Rentabilité des projets éoliens en métropole
en fonction de la vitesse de vent sur le site d'implantation
En métropole, pour une vitesse de vent supérieure ou égale à 6,5 m/s, qui correspond, approximativement, à une installation fonctionnant plus de 2 200 h/an en équivalent pleine puissance, le tarif occasionne une rentabilité des capitaux propres trop importante au regard de ce qui serait nécessaire pour susciter l'investissement dans ces moyens de production, même dans l'hypothèse de coûts la plus défavorable. En comparaison du tarif en vigueur publié en 2001, la modification des tranches tarifaires, à laquelle s'ajoute un doublement de la durée de la première période durant laquelle le tarif est maximal, a plus que compensé l'augmentation des coûts sur la période. Dans la structure envisagée, le tarif applicable sur les dix premières années est fixé à un niveau si élevé que la diminution applicable de la onzième à la quinzième année seulement ne suffit pas à compenser un tel excès.
Le biais du tarif en vigueur, qui permettait à un producteur d'obtenir une meilleure rentabilité de son installation en sous-dimensionnant ses machines (12), est éliminé par l'allongement de la première période tarifaire. Ce biais avait pour inconvénient, à vitesse de vent donnée, de maximiser concomitamment la rentabilité pour l'investisseur et le coût unitaire pour la collectivité et de minimiser les volumes produits. Cependant, l'allongement envisagé de la première période, qui ne s'accompagne d'aucune diminution du tarif en niveau constitue, in fine, un revenu supplémentaire. En première approche, il eût été préférable de déterminer des tarifs haut et bas, à des niveaux indépendants des caractéristiques de l'installation ou du site, et de conditionner le passage de l'un à l'autre au volume de production.
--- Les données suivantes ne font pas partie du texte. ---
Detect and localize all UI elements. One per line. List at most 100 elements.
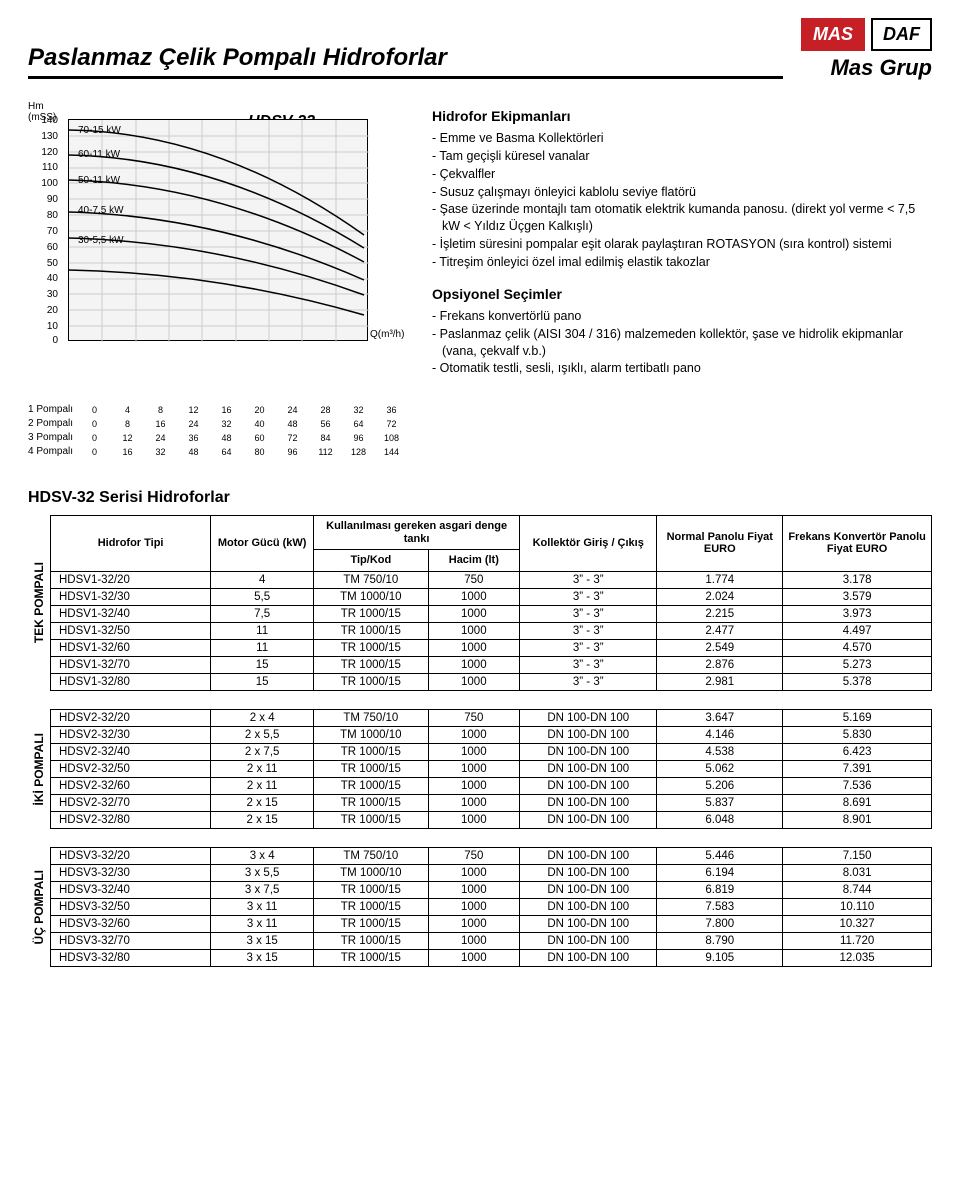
pump-axis-label: 2 Pompalı [28,417,78,431]
pump-axis-row: 1 Pompalı04812162024283236 [28,403,408,417]
power-label-2: 50-11 kW [78,175,120,186]
table-cell: DN 100-DN 100 [520,709,657,726]
y-axis: 140130 120110 10090 8070 6050 4030 2010 … [28,107,68,347]
table-row: HDSV2-32/502 x 11TR 1000/151000DN 100-DN… [51,760,932,777]
table-cell: HDSV2-32/40 [51,743,211,760]
tbody-0: HDSV1-32/204TM 750/107503” - 3”1.7743.17… [51,571,932,690]
table-cell: 6.048 [657,811,783,828]
table-cell: 6.423 [783,743,932,760]
table-cell: 3” - 3” [520,571,657,588]
table-cell: 1000 [428,932,520,949]
pump-axis-ticks: 01224364860728496108 [78,432,408,445]
table-cell: DN 100-DN 100 [520,898,657,915]
table-cell: HDSV1-32/40 [51,605,211,622]
list-item: Paslanmaz çelik (AISI 304 / 316) malzeme… [432,326,932,360]
table-cell: 2.876 [657,656,783,673]
th-kollektor: Kollektör Giriş / Çıkış [520,516,657,572]
table-cell: HDSV1-32/20 [51,571,211,588]
pump-axis-row: 3 Pompalı01224364860728496108 [28,431,408,445]
table-cell: 1000 [428,881,520,898]
table-cell: 5.446 [657,847,783,864]
table-row: HDSV2-32/402 x 7,5TR 1000/151000DN 100-D… [51,743,932,760]
table-cell: HDSV2-32/70 [51,794,211,811]
table-cell: 3 x 11 [211,898,314,915]
title-wrap: Paslanmaz Çelik Pompalı Hidroforlar [28,44,783,81]
table-cell: 2 x 15 [211,811,314,828]
pump-axis-row: 4 Pompalı0163248648096112128144 [28,445,408,459]
pump-axis-row: 2 Pompalı081624324048566472 [28,417,408,431]
table-cell: 3.178 [783,571,932,588]
th-tipi: Hidrofor Tipi [51,516,211,572]
table-cell: TM 1000/10 [314,588,428,605]
table-cell: 7.536 [783,777,932,794]
table-cell: 2.981 [657,673,783,690]
pump-axis-label: 1 Pompalı [28,403,78,417]
text-column: Hidrofor Ekipmanları Emme ve Basma Kolle… [432,107,932,459]
table-cell: 4.497 [783,622,932,639]
table-cell: 1000 [428,794,520,811]
table-cell: HDSV1-32/50 [51,622,211,639]
table-cell: TR 1000/15 [314,656,428,673]
table-cell: 750 [428,709,520,726]
table-cell: TR 1000/15 [314,794,428,811]
th-tank: Kullanılması gereken asgari denge tankı [314,516,520,550]
table-cell: 8.031 [783,864,932,881]
table-cell: 5.378 [783,673,932,690]
table-cell: TR 1000/15 [314,881,428,898]
power-label-0: 70-15 kW [78,125,121,136]
table-cell: 1000 [428,777,520,794]
table-row: HDSV1-32/5011TR 1000/1510003” - 3”2.4774… [51,622,932,639]
table-cell: 1000 [428,811,520,828]
table-cell: 3 x 4 [211,847,314,864]
table-cell: TR 1000/15 [314,932,428,949]
table-cell: HDSV3-32/80 [51,949,211,966]
table-row: HDSV3-32/303 x 5,5TM 1000/101000DN 100-D… [51,864,932,881]
table-cell: TR 1000/15 [314,915,428,932]
table-cell: 8.901 [783,811,932,828]
table-cell: 1000 [428,673,520,690]
table-cell: 1000 [428,622,520,639]
table-cell: DN 100-DN 100 [520,811,657,828]
table-row: HDSV2-32/802 x 15TR 1000/151000DN 100-DN… [51,811,932,828]
equipment-list: Emme ve Basma KollektörleriTam geçişli k… [432,130,932,271]
top-section: Hm (mSS) HDSV-32 [28,107,932,459]
table-row: HDSV2-32/302 x 5,5TM 1000/101000DN 100-D… [51,726,932,743]
table-cell: 1000 [428,656,520,673]
table-cell: HDSV2-32/80 [51,811,211,828]
table-cell: 3 x 7,5 [211,881,314,898]
table-cell: 2 x 4 [211,709,314,726]
page-header: Paslanmaz Çelik Pompalı Hidroforlar MAS … [28,18,932,81]
chart-column: Hm (mSS) HDSV-32 [28,107,408,459]
table-cell: 8.744 [783,881,932,898]
table-cell: 11.720 [783,932,932,949]
table-cell: 3 x 11 [211,915,314,932]
table-cell: 3” - 3” [520,673,657,690]
pump-axis-ticks: 081624324048566472 [78,418,408,431]
table-cell: 11 [211,622,314,639]
table-row: HDSV1-32/305,5TM 1000/1010003” - 3”2.024… [51,588,932,605]
table-cell: 6.819 [657,881,783,898]
list-item: Şase üzerinde montajlı tam otomatik elek… [432,201,932,235]
table-cell: 5.273 [783,656,932,673]
table-row: HDSV2-32/702 x 15TR 1000/151000DN 100-DN… [51,794,932,811]
power-label-4: 30-5,5 kW [78,235,124,246]
table-cell: TR 1000/15 [314,605,428,622]
table-cell: TR 1000/15 [314,898,428,915]
spec-table-2: HDSV3-32/203 x 4TM 750/10750DN 100-DN 10… [50,847,932,967]
table-cell: TM 1000/10 [314,864,428,881]
table-cell: 1000 [428,949,520,966]
table-cell: 10.327 [783,915,932,932]
page-title: Paslanmaz Çelik Pompalı Hidroforlar [28,44,783,72]
table-cell: 1000 [428,639,520,656]
table-row: HDSV3-32/503 x 11TR 1000/151000DN 100-DN… [51,898,932,915]
table-cell: DN 100-DN 100 [520,932,657,949]
table-cell: TM 1000/10 [314,726,428,743]
table-row: HDSV3-32/703 x 15TR 1000/151000DN 100-DN… [51,932,932,949]
table-cell: HDSV3-32/30 [51,864,211,881]
brand-label: Mas Grup [831,55,932,81]
table-cell: TM 750/10 [314,709,428,726]
table-row: HDSV3-32/803 x 15TR 1000/151000DN 100-DN… [51,949,932,966]
table-row: HDSV1-32/8015TR 1000/1510003” - 3”2.9815… [51,673,932,690]
table-cell: DN 100-DN 100 [520,847,657,864]
table-cell: TR 1000/15 [314,673,428,690]
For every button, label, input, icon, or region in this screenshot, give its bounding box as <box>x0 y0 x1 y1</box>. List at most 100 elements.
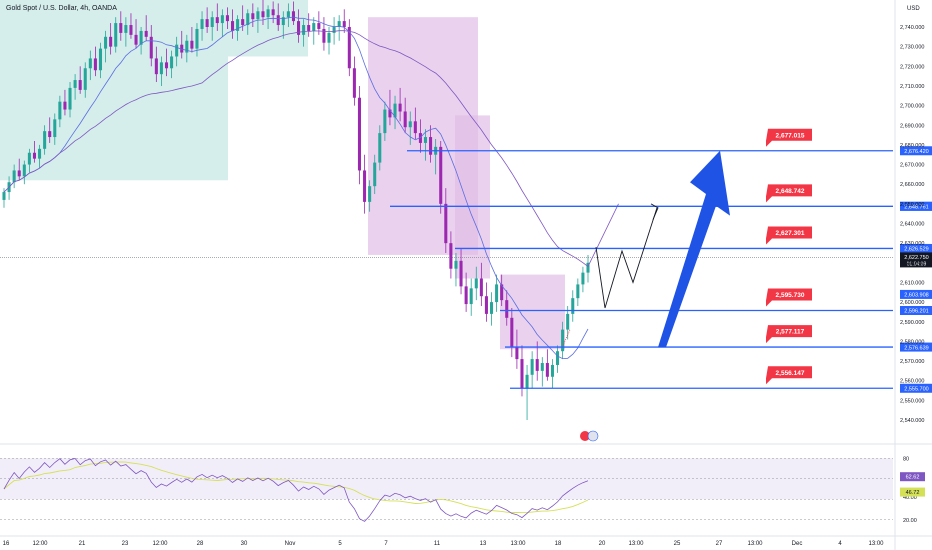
candle-body <box>581 272 585 285</box>
candle-body <box>479 278 483 297</box>
candle-body <box>403 111 407 128</box>
candle-body <box>83 68 87 90</box>
candle <box>159 56 163 86</box>
candle-body <box>134 34 138 45</box>
candle <box>297 9 301 43</box>
candle-body <box>159 62 163 75</box>
candle <box>271 1 275 24</box>
candle <box>195 23 199 57</box>
candle <box>164 48 169 77</box>
candle <box>302 19 306 47</box>
candle-body <box>302 25 306 35</box>
candle <box>129 13 133 39</box>
candle-body <box>190 40 194 49</box>
candle-body <box>261 11 265 18</box>
candle-body <box>515 347 519 360</box>
candle-body <box>378 133 382 163</box>
candle <box>418 119 422 153</box>
y-tick-label: 2,580.000 <box>900 339 924 345</box>
candle <box>510 307 514 358</box>
y-tick-label: 2,640.000 <box>900 222 924 228</box>
candle <box>576 278 580 307</box>
candle-body <box>144 30 148 37</box>
candle-body <box>170 56 174 69</box>
candle-body <box>63 101 67 110</box>
candle <box>525 364 529 420</box>
candle-body <box>368 186 372 202</box>
level-label-bg <box>766 226 812 245</box>
level-label: 2,627.301 <box>776 230 805 237</box>
event-icon <box>580 431 590 441</box>
rsi-axis-label: 40.00 <box>903 495 917 501</box>
candle <box>48 117 52 143</box>
candle-body <box>241 19 245 26</box>
ma-slow-line <box>3 30 619 268</box>
candle <box>378 125 382 171</box>
candle <box>495 274 499 312</box>
y-tick-label: 2,700.000 <box>900 104 924 110</box>
y-tick-label: 2,710.000 <box>900 84 924 90</box>
candle-body <box>180 44 184 53</box>
candle-body <box>220 15 224 24</box>
x-tick-label: 16 <box>3 541 10 547</box>
candle-body <box>32 152 36 159</box>
candle-body <box>454 260 458 269</box>
candle-body <box>312 23 316 31</box>
candle-body <box>469 288 473 305</box>
candle-body <box>423 137 428 143</box>
level-label: 2,556.147 <box>776 370 805 377</box>
candle-body <box>256 11 260 20</box>
candle-body <box>73 80 77 88</box>
candle-body <box>27 152 31 165</box>
candle-body <box>332 27 336 33</box>
rsi-value: 62.62 <box>906 475 920 481</box>
candle-body <box>545 363 549 377</box>
candle-body <box>408 121 412 128</box>
candle <box>357 85 362 185</box>
candle-body <box>398 103 402 112</box>
candle-body <box>88 58 92 69</box>
purple-zone <box>455 115 490 279</box>
candle-body <box>307 25 311 31</box>
candle <box>449 231 453 279</box>
x-tick-label: 18 <box>555 541 562 547</box>
candle-body <box>17 170 21 177</box>
candle-body <box>124 25 128 33</box>
candle-body <box>484 296 488 314</box>
candle <box>383 101 387 141</box>
candle-body <box>149 36 153 59</box>
candle <box>2 188 6 208</box>
y-tick-label: 2,590.000 <box>900 320 924 326</box>
axis-level-tag <box>900 383 932 393</box>
candle <box>93 46 97 77</box>
candle <box>58 95 62 128</box>
candle <box>388 89 392 126</box>
candle <box>53 113 57 145</box>
rsi-ma-value: 46.72 <box>906 490 920 496</box>
candle <box>236 15 240 41</box>
axis-extra-tag <box>900 201 932 211</box>
candle <box>489 292 494 326</box>
level-label: 2,648.742 <box>776 188 805 195</box>
candle <box>571 290 575 322</box>
candle <box>119 11 123 41</box>
x-tick-label: 7 <box>384 541 388 547</box>
candle <box>500 274 504 307</box>
candle <box>200 11 204 41</box>
candle <box>337 15 341 41</box>
candle-body <box>246 13 250 26</box>
candle <box>286 3 290 27</box>
candle <box>408 111 412 145</box>
candle-body <box>439 146 443 204</box>
candle <box>43 125 47 155</box>
candle-body <box>291 11 295 22</box>
candle <box>246 9 250 35</box>
candle-body <box>363 170 367 202</box>
candle-body <box>297 21 301 35</box>
x-tick-label: 5 <box>338 541 342 547</box>
candle <box>266 5 270 29</box>
candle <box>73 74 77 100</box>
candle-body <box>571 298 575 314</box>
candle <box>114 17 118 53</box>
candle-body <box>38 148 42 159</box>
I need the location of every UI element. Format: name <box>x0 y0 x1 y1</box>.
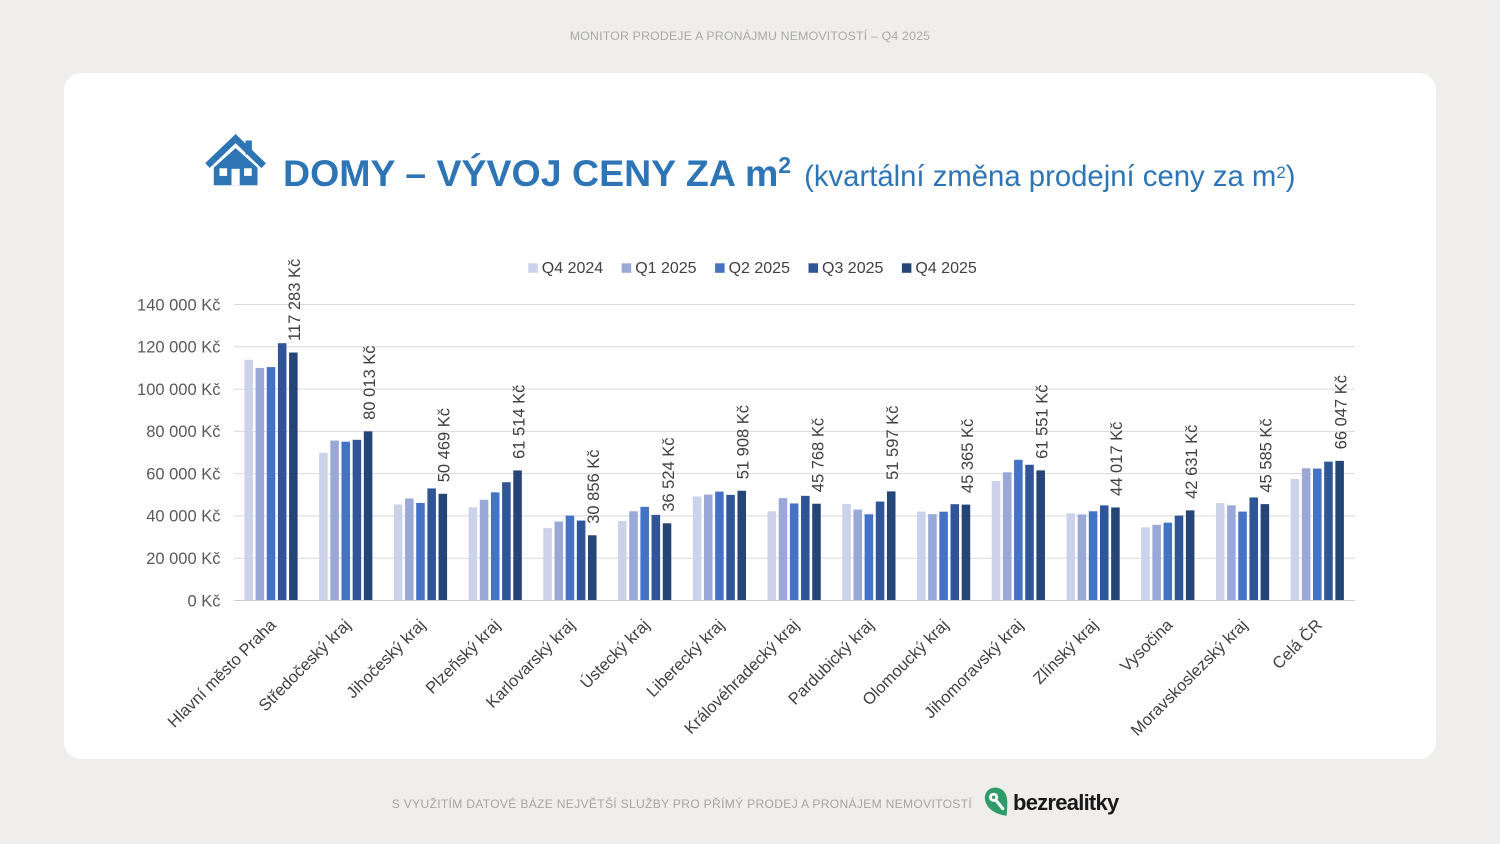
svg-text:20 000 Kč: 20 000 Kč <box>146 550 220 568</box>
svg-text:50 469 Kč: 50 469 Kč <box>436 408 454 482</box>
svg-text:Q4 2024: Q4 2024 <box>542 260 603 277</box>
svg-text:Plzeňský kraj: Plzeňský kraj <box>422 616 503 697</box>
svg-text:117 283 Kč: 117 283 Kč <box>286 259 304 341</box>
svg-text:0 Kč: 0 Kč <box>187 592 220 610</box>
svg-text:Hlavní město Praha: Hlavní město Praha <box>165 616 281 732</box>
svg-text:45 585 Kč: 45 585 Kč <box>1258 418 1276 492</box>
svg-text:Q2 2025: Q2 2025 <box>729 260 790 277</box>
svg-text:Q1 2025: Q1 2025 <box>635 260 696 277</box>
svg-text:Liberecký kraj: Liberecký kraj <box>643 616 728 701</box>
svg-text:Zlínský kraj: Zlínský kraj <box>1030 616 1102 688</box>
svg-text:44 017 Kč: 44 017 Kč <box>1108 422 1126 496</box>
svg-text:51 597 Kč: 51 597 Kč <box>884 406 902 480</box>
svg-text:51 908 Kč: 51 908 Kč <box>735 405 753 479</box>
svg-text:Q4 2025: Q4 2025 <box>915 260 976 277</box>
svg-text:140 000 Kč: 140 000 Kč <box>137 296 220 314</box>
svg-text:40 000 Kč: 40 000 Kč <box>146 508 220 526</box>
svg-text:120 000 Kč: 120 000 Kč <box>137 339 220 357</box>
svg-text:36 524 Kč: 36 524 Kč <box>660 437 678 511</box>
svg-text:60 000 Kč: 60 000 Kč <box>146 465 220 483</box>
svg-text:Celá ČR: Celá ČR <box>1268 615 1326 673</box>
svg-text:66 047 Kč: 66 047 Kč <box>1332 375 1350 449</box>
svg-text:42 631 Kč: 42 631 Kč <box>1183 425 1201 499</box>
svg-text:100 000 Kč: 100 000 Kč <box>137 381 220 399</box>
svg-text:80 000 Kč: 80 000 Kč <box>146 423 220 441</box>
svg-text:Q3 2025: Q3 2025 <box>822 260 883 277</box>
svg-text:45 768 Kč: 45 768 Kč <box>809 418 827 492</box>
svg-text:Ústecký kraj: Ústecký kraj <box>576 615 653 692</box>
svg-text:Jihočeský kraj: Jihočeský kraj <box>343 616 429 702</box>
svg-text:30 856 Kč: 30 856 Kč <box>585 449 603 523</box>
svg-text:61 551 Kč: 61 551 Kč <box>1033 385 1051 459</box>
svg-text:61 514 Kč: 61 514 Kč <box>510 385 528 459</box>
svg-text:Vysočina: Vysočina <box>1117 616 1177 676</box>
svg-text:45 365 Kč: 45 365 Kč <box>959 419 977 493</box>
svg-text:80 013 Kč: 80 013 Kč <box>361 346 379 420</box>
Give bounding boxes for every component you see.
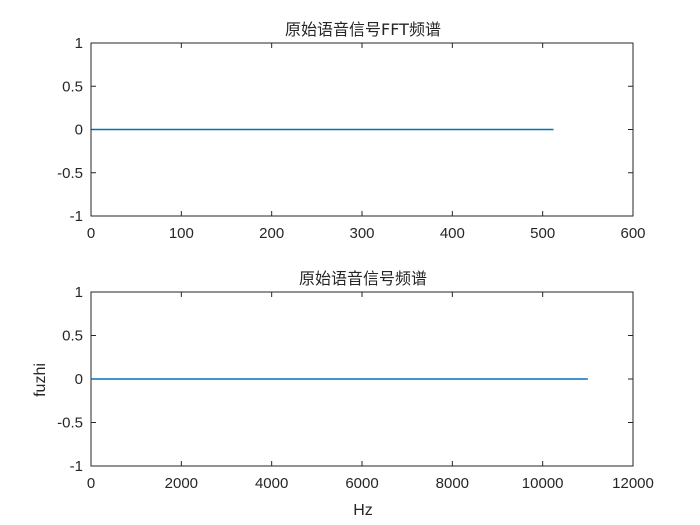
x-tick-label: 8000 bbox=[436, 475, 469, 492]
y-tick-label: 1 bbox=[75, 284, 83, 301]
y-tick-label: 0 bbox=[75, 371, 83, 388]
chart-title: 原始语音信号频谱 bbox=[299, 269, 427, 288]
x-axis-label: Hz bbox=[353, 502, 373, 519]
x-tick-label: 6000 bbox=[345, 475, 378, 492]
y-tick-label: 0.5 bbox=[62, 78, 83, 95]
frequency-spectrum-chart: 原始语音信号频谱 Hz fuzhi 0 2000 4000 6000 8000 10000… bbox=[32, 269, 654, 519]
y-tick-label: 0.5 bbox=[62, 328, 83, 345]
x-tick-label: 10000 bbox=[522, 475, 564, 492]
x-tick-label: 0 bbox=[87, 225, 95, 242]
x-tick-label: 200 bbox=[259, 225, 284, 242]
x-tick-label: 4000 bbox=[255, 475, 288, 492]
x-tick-label: 300 bbox=[349, 225, 374, 242]
chart-title: 原始语音信号FFT频谱 bbox=[285, 20, 441, 39]
y-tick-label: 0 bbox=[75, 122, 83, 139]
y-tick-label: 1 bbox=[75, 35, 83, 52]
x-tick-label: 12000 bbox=[612, 475, 654, 492]
y-tick-label: -0.5 bbox=[57, 415, 83, 432]
y-tick-label: -0.5 bbox=[57, 165, 83, 182]
x-tick-label: 2000 bbox=[165, 475, 198, 492]
y-tick-label: -1 bbox=[70, 458, 83, 475]
y-axis-label: fuzhi bbox=[32, 363, 49, 397]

Le nombre de projets déposés en préfecture (13) depuis la publication de l'arrêté tarifaire du 8 juin 2001, pour beaucoup entravés par des difficultés d'acceptation, et la spéculation foncière, matérialisée par la forte augmentation des loyers sur les sites d'implantation, démontrent l'attractivité du tarif en vigueur. Le relèvement envisagé risque d'accroître la pression des investisseurs et d'exacerber les conflits aux dépens du consommateur et de la mission de service public de l'électricité. La Commission de régulation de l'énergie en appelle à une meilleure organisation des procédures d'agrément et souligne l'avantage économique et social dont bénéficierait la collectivité à adapter le rythme et les objectifs de développement de la filière à la capacité d'acceptation locale.
L'ensemble des données qui précèdent conduit la CRE à considérer que le tarif proposé est trop élevé si on le compare aux coûts de la filière éolienne. Dans les conditions de financement et de marché actuelles, même dans l'hypothèse de coûts la plus défavorable, un tarif diminué d'au moins 6 % pour les installations fonctionnant 2 400 h/an (soit 5 EUR/MWh durant les dix premières années) et de 10 % pour les installations fonctionnant 2 600 h/an suffirait à rémunérer les investisseurs.